History

Great Britain
- Builder: Ireland
- Launched: 1770
- Fate: Sold 1793

General characteristics
- Tons burthen: 44, or 46, or 70 (bm)
- Complement: 16 (1792)
- Armament: 1789: 4 guns; 1792: No guns;

= Queen Charlotte (1770 ship) =

Queen Charlotte was built in Ireland in 1770, but did not appear in British online records until 1786. She made two voyages as a slave ship in the triangular trade in enslaved people. She was sold in Barbados in 1793 after delivering the captives from her second voyage.

==Career==
Queen Charlotte first appeared in Lloyd's Register (LR) in 1786, having been almost rebuilt in 1785.

| Year | Master | Owner | Trade | Source & notes |
|---|---|---|---|---|
| 1786 | J.Thomas J.Black | Williams & Co. | Bristol–Cork | LR |
| 1789 | Fitzgerald W.Newton | J.John & Co. | Bristol–Cork Bristol–Africa | LR |

1st voyage transporting enslaved people (1789–1791): Captain William Newton sailed from Bristol on 21 November 1789. She gathered her captives at Anomabu and arrived with 74 captives at Jamaica. She sailed from Jamaica on 26 January 1791 and arrived back at Bristol on 28 April.

2nd voyage transporting enslaved people (1792–1793): Captain John George sailed from Bristol 23 June 1792. She acquired captives at Anomabu and sailed from Cape Coast Castle on 28 August 1793. She had taken on 70 captives: 44 grown males, 25 grown females, and one male under 4 ft 4 in. One woman died on the voyage. Queen Charlotte arrived at Barbados with 69 captives.
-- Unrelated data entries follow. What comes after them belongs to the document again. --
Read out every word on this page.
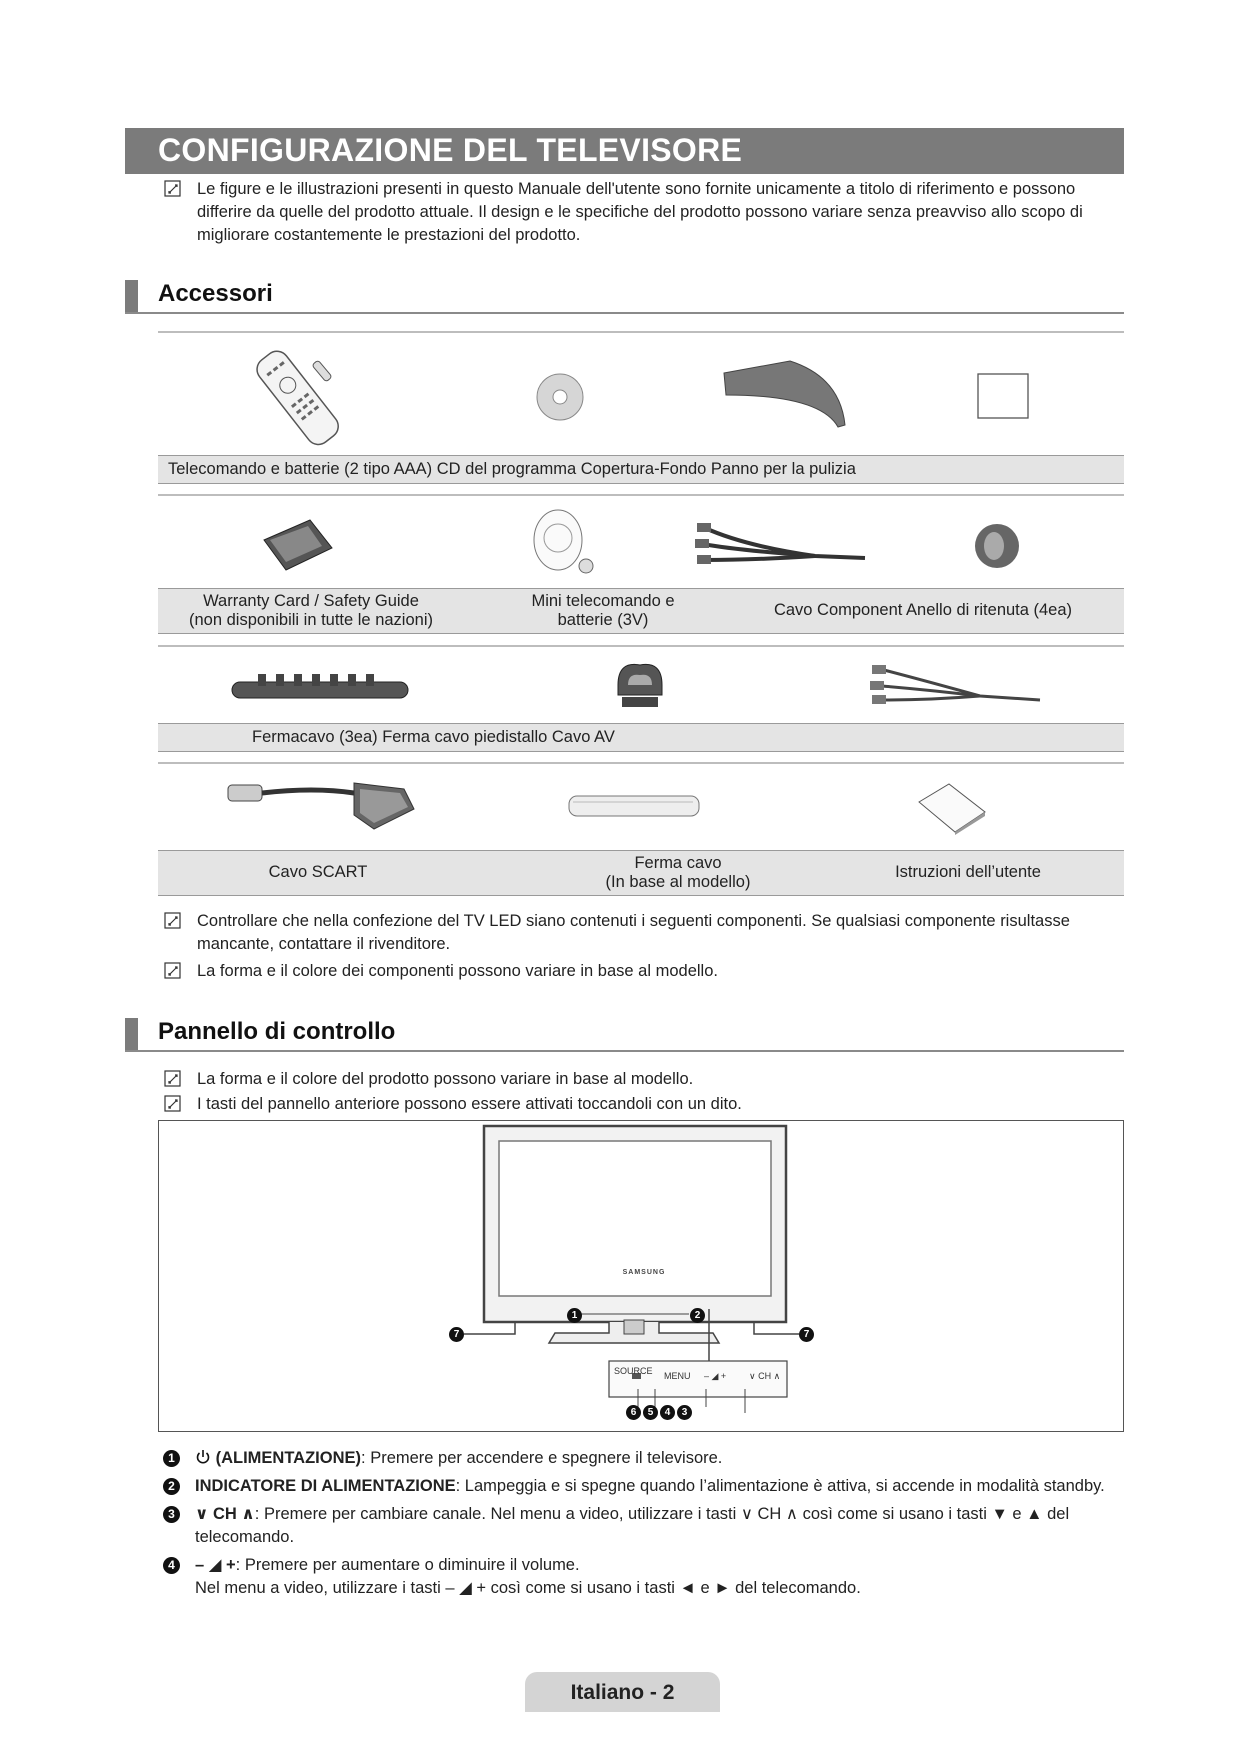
CONFIGURAZIONE DEL TELEVISORE
Le figure e le illustrazioni presenti in questo Manuale dell'utente sono fornite unicamente a titolo di riferimento e possono differire da quelle del prodotto attuale. Il design e le specifiche del prodotto possono variare senza preavviso allo scopo di migliorare costantemente le prestazioni del prodotto.
Accessori
Telecomando e batterie (2 tipo AAA) CD del programma Copertura-Fondo Panno per la pulizia
Warranty Card / Safety Guide
(non disponibili in tutte le nazioni)
Mini telecomando e
batterie (3V)
Cavo Component Anello di ritenuta (4ea)
Fermacavo (3ea) Ferma cavo piedistallo Cavo AV
Cavo SCART	Ferma cavo
(In base al modello)
Istruzioni dell’utente
Controllare che nella confezione del TV LED siano contenuti i seguenti componenti. Se qualsiasi componente risultasse mancante, contattare il rivenditore.
La forma e il colore dei componenti possono variare in base al modello.
Pannello di controllo
La forma e il colore del prodotto possono variare in base al modello.
I tasti del pannello anteriore possono essere attivati toccandoli con un dito.
SAMSUNG
SOURCE MENU – ◢ +	∨ CH ∧
1	2
7	7
6	5	4	3
1	(ALIMENTAZIONE): Premere per accendere e spegnere il televisore.
2	INDICATORE DI ALIMENTAZIONE: Lampeggia e si spegne quando l’alimentazione è attiva, si accende in modalità standby.
3	∨ CH ∧: Premere per cambiare canale. Nel menu a video, utilizzare i tasti ∨ CH ∧ così come si usano i tasti ▼ e ▲ del telecomando.
4	– ◢ +: Premere per aumentare o diminuire il volume.
Nel menu a video, utilizzare i tasti – ◢ + così come si usano i tasti ◄ e ► del telecomando.
Italiano - 2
At some point J.Roach became master of Queen Charlotte.

One of the provisions of the Slave Trade Act 1788 (Dolben's Act), was bonuses for the master (£100) and surgeon (£50) if the mortality among the captives was under 2%; a mortality rate of under 3% resulted in a bonus of half that. Dolben's Act was the first British legislation passed to regulate slave shipping. Dolben's Act apparently resulted in some reduction in the numbers of captives carried per vessel, and possibly in mortality, though the evidence is ambiguous. (Note: At the time the monthly wage for a captain of an enslaving ship out of Bristol was £5 per month. That said, masters and surgeons received most of their income in the form of "coast commissions", based on the total number of captives they delivered, plus the income of the sale of two (or more) privilege captives.)

Fate: The vessel was reported sold at Barbados.